Editorial: Diet must right wrongs wrought by past “eugenics law”

June 27 , 2020

In 1948, Japan enacted a so-called “eugenics law” that forced individuals with mental or genetic disabilities to undergo sterilization over the next 38 years. The nation’s two legislative chambers—the House of Representatives and House of Councilors—have recently agreed to jointly examine the immense injury inflicted on victims, interview them and to craft a formal report on the Diet’s role and responsibility in passing the law.

Some 25,000 people were sterilized for being deemed “defective,” of which roughly 16,500 operations were conducted without consent. In response to one woman’s lawsuit, the Diet passed a reparations bill in 2019 that would pay every victim 3.2 million yen.

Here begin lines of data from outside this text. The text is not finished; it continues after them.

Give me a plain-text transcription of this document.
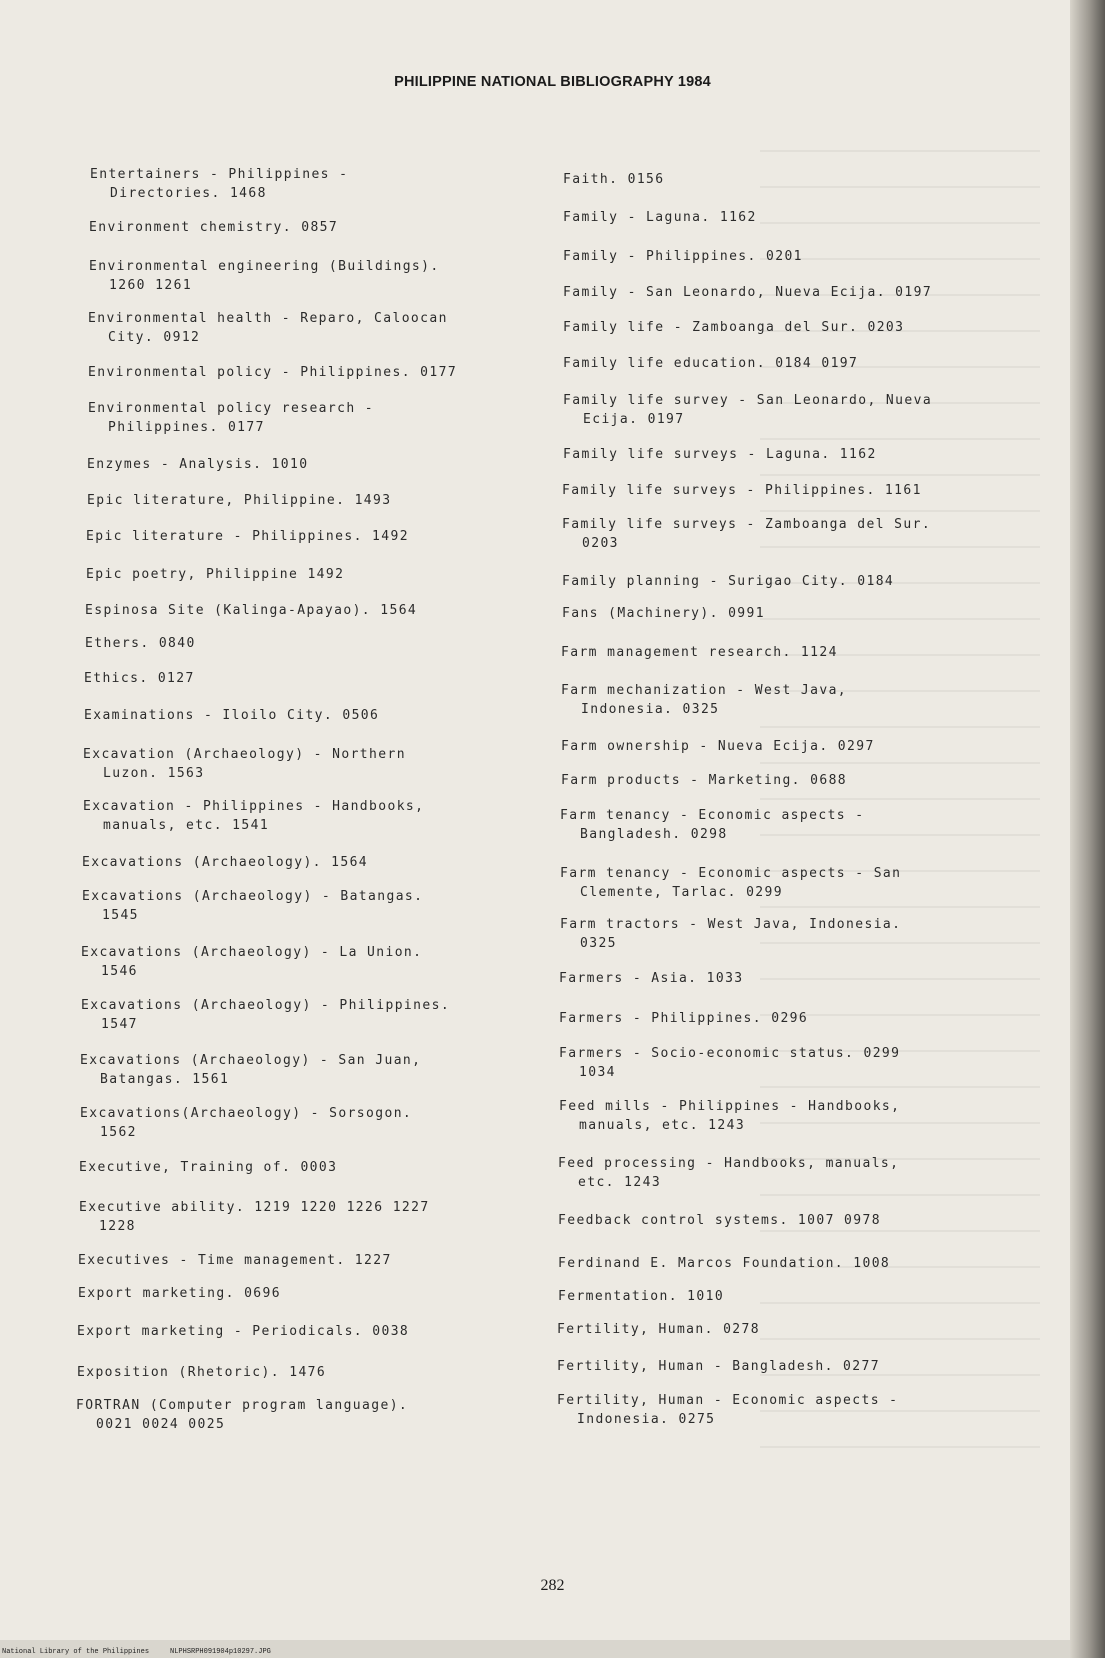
PHILIPPINE NATIONAL BIBLIOGRAPHY 1984
Entertainers - Philippines -
Directories. 1468
Environment chemistry. 0857
Environmental engineering (Buildings).
1260 1261
Environmental health - Reparo, Caloocan
City. 0912
Environmental policy - Philippines. 0177
Environmental policy research -
Philippines. 0177
Enzymes - Analysis. 1010
Epic literature, Philippine. 1493
Epic literature - Philippines. 1492
Epic poetry, Philippine 1492
Espinosa Site (Kalinga-Apayao). 1564
Ethers. 0840
Ethics. 0127
Examinations - Iloilo City. 0506
Excavation (Archaeology) - Northern
Luzon. 1563
Excavation - Philippines - Handbooks,
manuals, etc. 1541
Excavations (Archaeology). 1564
Excavations (Archaeology) - Batangas.
1545
Excavations (Archaeology) - La Union.
1546
Excavations (Archaeology) - Philippines.
1547
Excavations (Archaeology) - San Juan,
Batangas. 1561
Excavations(Archaeology) - Sorsogon.
1562
Executive, Training of. 0003
Executive ability. 1219 1220 1226 1227
1228
Executives - Time management. 1227
Export marketing. 0696
Export marketing - Periodicals. 0038
Exposition (Rhetoric). 1476
FORTRAN (Computer program language).
0021 0024 0025
Faith. 0156
Family - Laguna. 1162
Family - Philippines. 0201
Family - San Leonardo, Nueva Ecija. 0197
Family life - Zamboanga del Sur. 0203
Family life education. 0184 0197
Family life survey - San Leonardo, Nueva
Ecija. 0197
Family life surveys - Laguna. 1162
Family life surveys - Philippines. 1161
Family life surveys - Zamboanga del Sur.
0203
Family planning - Surigao City. 0184
Fans (Machinery). 0991
Farm management research. 1124
Farm mechanization - West Java,
Indonesia. 0325
Farm ownership - Nueva Ecija. 0297
Farm products - Marketing. 0688
Farm tenancy - Economic aspects -
Bangladesh. 0298
Farm tenancy - Economic aspects - San
Clemente, Tarlac. 0299
Farm tractors - West Java, Indonesia.
0325
Farmers - Asia. 1033
Farmers - Philippines. 0296
Farmers - Socio-economic status. 0299
1034
Feed mills - Philippines - Handbooks,
manuals, etc. 1243
Feed processing - Handbooks, manuals,
etc. 1243
Feedback control systems. 1007 0978
Ferdinand E. Marcos Foundation. 1008
Fermentation. 1010
Fertility, Human. 0278
Fertility, Human - Bangladesh. 0277
Fertility, Human - Economic aspects -
Indonesia. 0275
282
National Library of the Philippines     NLPHSRPH091904p10297.JPG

In a related development, a panel of inquiry for an association comprised of 136 medical institutions issued on June 25 a formal apology for the involvement of medical professionals in establishing the former law and carrying out its provisions.

The bicameral Diet investigation is not expected to run smoothly, however. Due to the number of years that have passed, many of the government documents have been lost or are in such poor condition they can no longer be restored. Nor will some victims come forth for interviews, fearing the public stigma and loss of privacy in the course of the inquiry.

Nonetheless, these are but some small steps in battling—and eventually prevailing over—discrimination against any person or peoples, perspectives that remain a very much part of society, not only in Japan but throughout the world as well.